For one thing, SPH's purpose-built student accommodation (PBSA) business, he said, is "ripe for securitisation in quite short order" into private equity funds - or "Reit-able". SPH is owner, manager and developer of a portfolio of PBSA in the United Kingdom and Germany, and currently operates two distinctive brands, Student Castle and Capitol Students.

"Again, this links up nicely with our intention to create more fee income opportunities and participation in valuation upside as we execute our recycling plan," he added.

"Asset monetisation" seems to be the centrepiece of Keppel's asset-light strategy even as it cranks up mergers and acquisitions, such as this just-announced surprise privatisation bid for SPH. Since it launched the monetisation agenda last October, the conglomerate, 20 per cent owned by Temasek Holdings, has announced S$2.3 billion of deals, of which about half or S$1.15 billion is cash already in the bag.

That strategy is paying off well for shareholders. Last week, Keppel rewarded shareholders with an enticing interim dividend, which quadrupled to S$0.12 per share from a year ago as it swung into the black for the first six months to June with a net profit of some S$300 million from a loss of S$537 million in the corresponding period a year ago.

Keppel said it will fund the SPH buyout under a scheme of arrangement via S$1.08 billion cash through various sources including internal cash and borrowings and the remaining with units of Keppel Reit.

"There is... quite a lot more cash (from the asset monetisation) that will be coming in, which will help to reduce our net gearing even if it goes up on a pro forma basis assuming the (SPH) deal is closed today," he said, adding that post the SPH acquisition, Keppel's gearing is still projected to remain below one time. As at end-June 2021, the group's gearing was 0.85 time.

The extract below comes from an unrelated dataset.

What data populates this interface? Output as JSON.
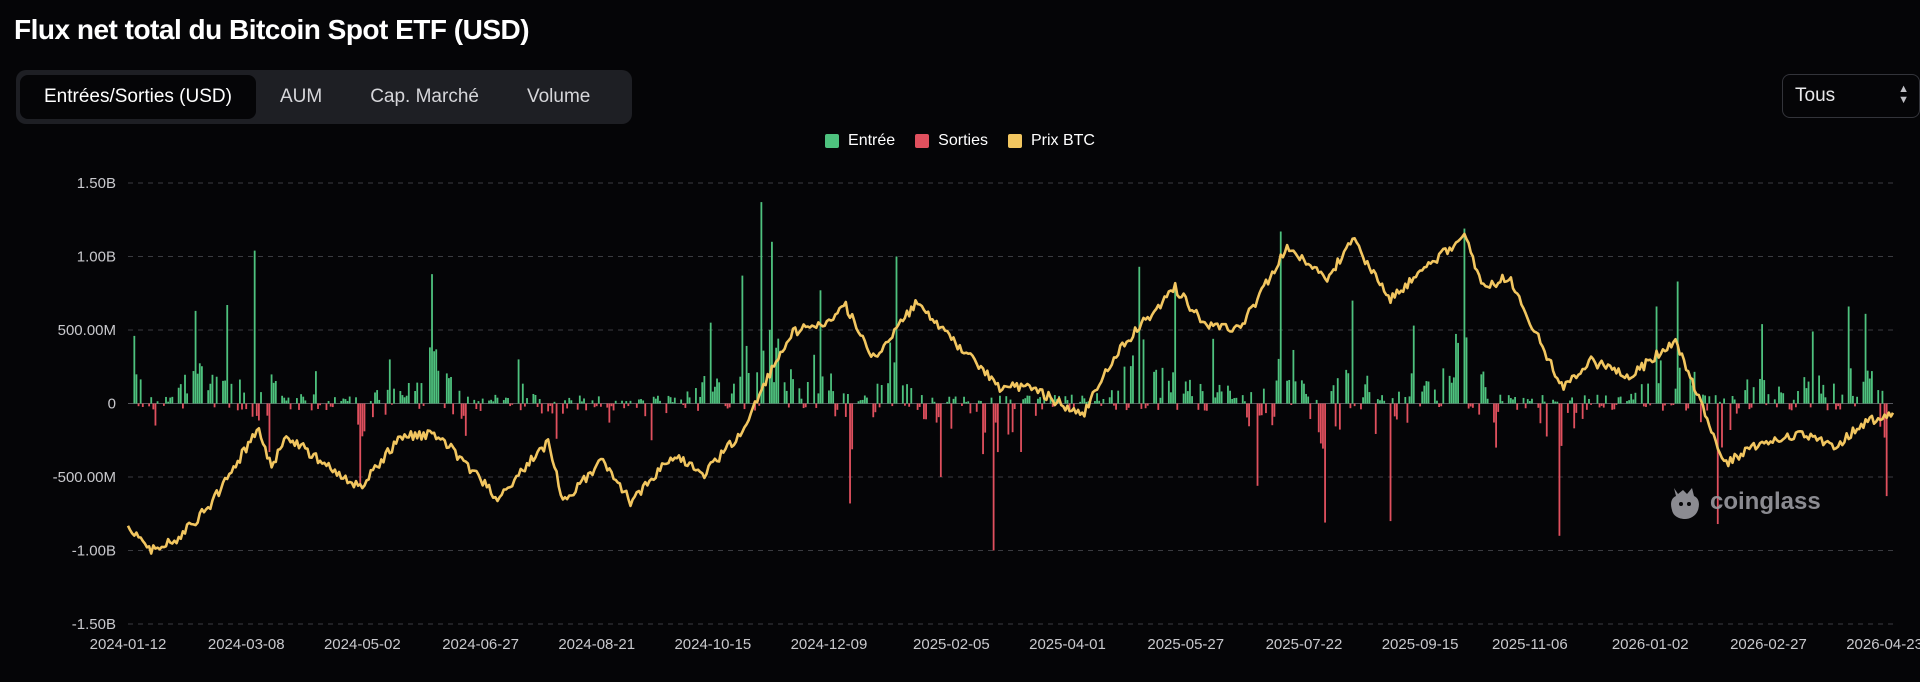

Could the latest privatisation bid of SPH tamp down dividend payouts going forward after the company set the bar - and expectations - high in its latest half-year showing? The company's monetisation is aimed at keeping its business asset light and to reposition the portfolio for new growth initiatives, Mr Loh replied. "So, we will still need to invest to create new profits to pay dividends in the future... (it) cannot just be a pure monetisation and returning all capital to shareholders."

As to how M1, a telco it jointly owns with SPH, which is facing headwinds amid the pandemic, fits in with the plan to unlock value, said the company remains a "very important part" of the group's connectivity segment and is on a multi-year journey to transform itself into a cloud-native platform.

Mr Loh said he expects the deal, pending shareholders approval on both sides and regulators' nods, to be wrapped up by the end of the year.

As part of the transaction, SPH will concurrently distribute in specie about 45 per cent of its stake in SPH Reit valued at S$1.2 billion to SPH shareholders. SPH will retain 20 per cent of the Reit units, which will be part of the acquisition by Keppel.

He explained: "To run on an asset-light model, we prefer to own about 20 per cent of the Reits and trusts that we have. For those reasons, this transaction is actually quite elegantly structured and achieves the goals that we have. Frankly, it also gives the SPH shareholders another Reit to own, which is producing quite good returns.

"And while we are buying (SPH) at about one time NAV (net asset value), we are uniquely placed to derive an enhanced value from this acquisition and some of the platforms we can create through the Reits."

SPH itself is in the midst of a significant restructuring led by a strategic review, as it awaits shareholders' nod on a deal proposed back in May which involves spinning off its media arm to a company limited by guarantee (CLG).

SPH owns and publishes The Business Times, which will be part of the proposed CLG.